The Ethereum blockchain has attracted lots of criticism over the years, in part because of what is deemed its outrageous gas fees. Cryptocurrencies such as Ripple, Cardano, Litecoin are known to charge low transaction fees.
How to Deal With High Transaction Fees
Now that you have a basic understanding of transaction fees and how they came to be, you may be wondering if there’s a way you can protect yourself from paying unnecessarily high or low fees whenever you need to make a crypto transaction.
The truth is you’ll need some help with determining the best transaction fees to pay. Fortunately, most of the crypto wallets out there automatically calculate the required fee/best fee you’ll need to pay for a successful transaction.
Crypto wallets tend to have access to a large body of data and tools, so it may be beneficial to you to follow their recommendations on transaction fees.
If you feel that the required transaction fee suggested by a wallet is too high, you can choose to set your own transaction fee, provided the wallet allows you to set a custom transaction fee.
If the wallet does not allow you to set your own price, you can choose to wait out the exorbitant fee.
This is because large transaction fees usually stem from a congested blockchain, and chances are; the blockchain network won’t be congested forever.
But if you’re in a hurry to complete the said transaction, consider transacting with a wallet that allows you to set your own terms. However, the freedom to choose these fees should not be as a license to set unrealistically costs.
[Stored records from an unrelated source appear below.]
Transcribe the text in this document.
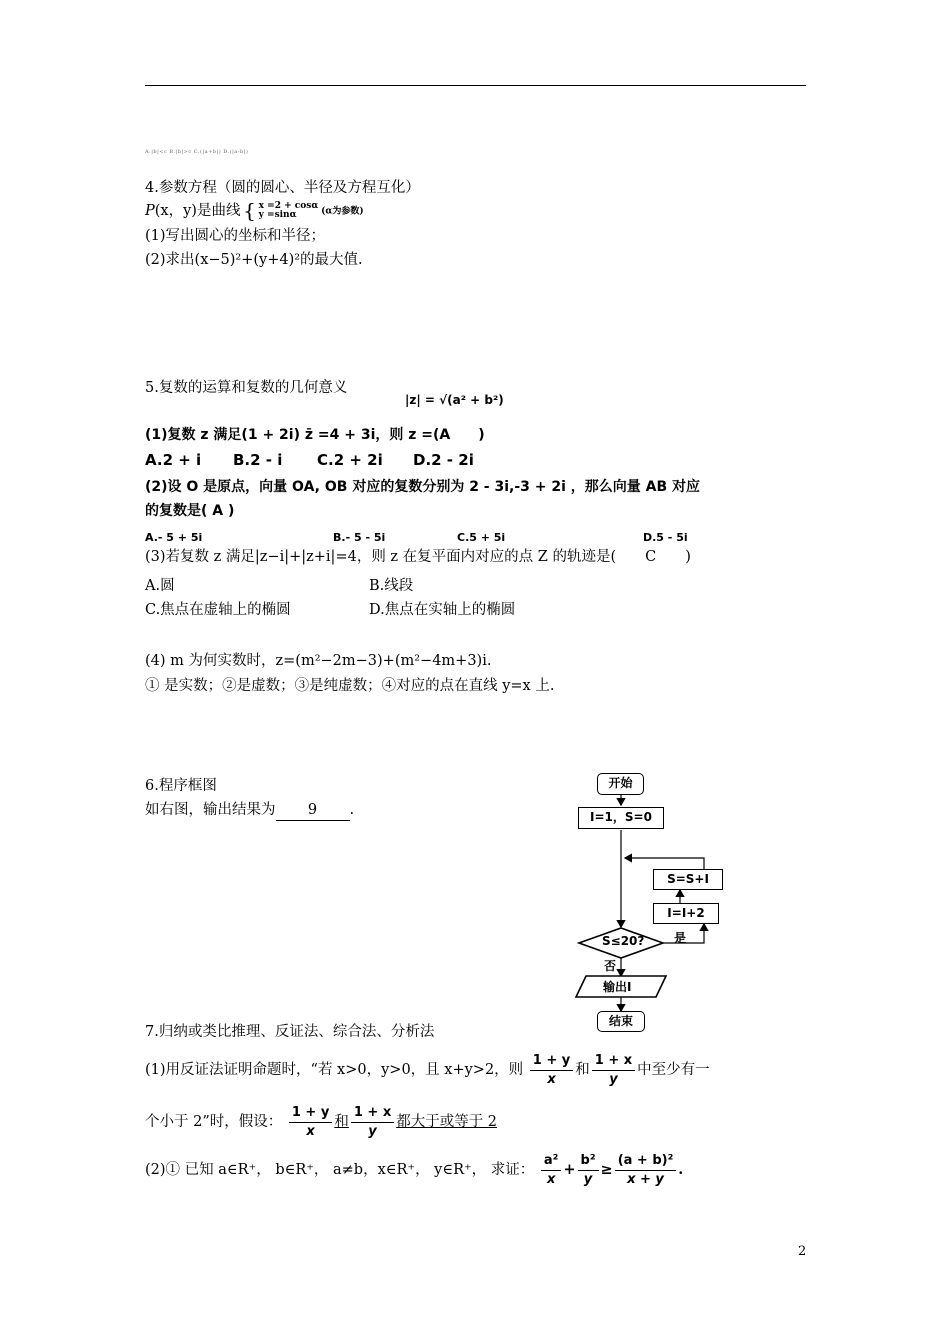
A.|b|<c B.|b|>c C.(|a+b|) D.(|a-b|)
4.参数方程（圆的圆心、半径及方程互化）
P(x，y)是曲线 { x =2 + cosα
y =sinα	(α为参数)
(1)写出圆心的坐标和半径；
(2)求出(x−5)²+(y+4)²的最大值.
5.复数的运算和复数的几何意义
|z| = √(a² + b²)
(1)复数 z 满足(1 + 2i) z̄ =4 + 3i，则 z =(A　　)
A.2 + i B.2 - i C.2 + 2i D.2 - 2i
(2)设 O 是原点，向量 OA, OB 对应的复数分别为 2 - 3i,-3 + 2i ，那么向量 AB 对应
的复数是( A )
A.- 5 + 5i	B.- 5 - 5i	C.5 + 5i	D.5 - 5i
(3)若复数 z 满足|z−i|+|z+i|=4，则 z 在复平面内对应的点 Z 的轨迹是(　　C　　)
A.圆	B.线段
C.焦点在虚轴上的椭圆	D.焦点在实轴上的椭圆
(4) m 为何实数时，z=(m²−2m−3)+(m²−4m+3)i.
① 是实数；②是虚数；③是纯虚数；④对应的点在直线 y=x 上.
6.程序框图
如右图，输出结果为 9 .
开始
I=1，S=0
S=S+I
I=I+2
S≤20? 是
否
输出I
结束
7.归纳或类比推理、反证法、综合法、分析法
(1)用反证法证明命题时，“若 x>0，y>0，且 x+y>2，则 $\frac{1 + y}{x}$ 和 $\frac{1 + x}{y}$ 中至少有一
个小于 2”时，假设： $\frac{1 + y}{x}$ 和 $\frac{1 + x}{y}$ 都大于或等于 2
(2)① 已知 a∈R⁺， b∈R⁺， a≠b，x∈R⁺， y∈R⁺， 求证： $\frac{\text{a²}}{x} + \frac{\text{b²}}{y} \ge \frac{\text{(a + b)²}}{x + y}$ .
2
If you set an unrealistic transaction fee, you risk a failed or delayed transaction.
Cryptocurrencies need blockchain technology to preserve their integrity, and as such, the miners who validate transactions earn incentives for successful crypto transactions.
As a crypto trader, investor, or enthusiast, make yourself familiar with tools like bitinfocharts (for Bitcoin) and mempool.space in order to get well-researched tips on recommended transaction fees in real-time.
With the aid of these tools, rest assured that any decision you make to transact in crypto is informed by empirical data.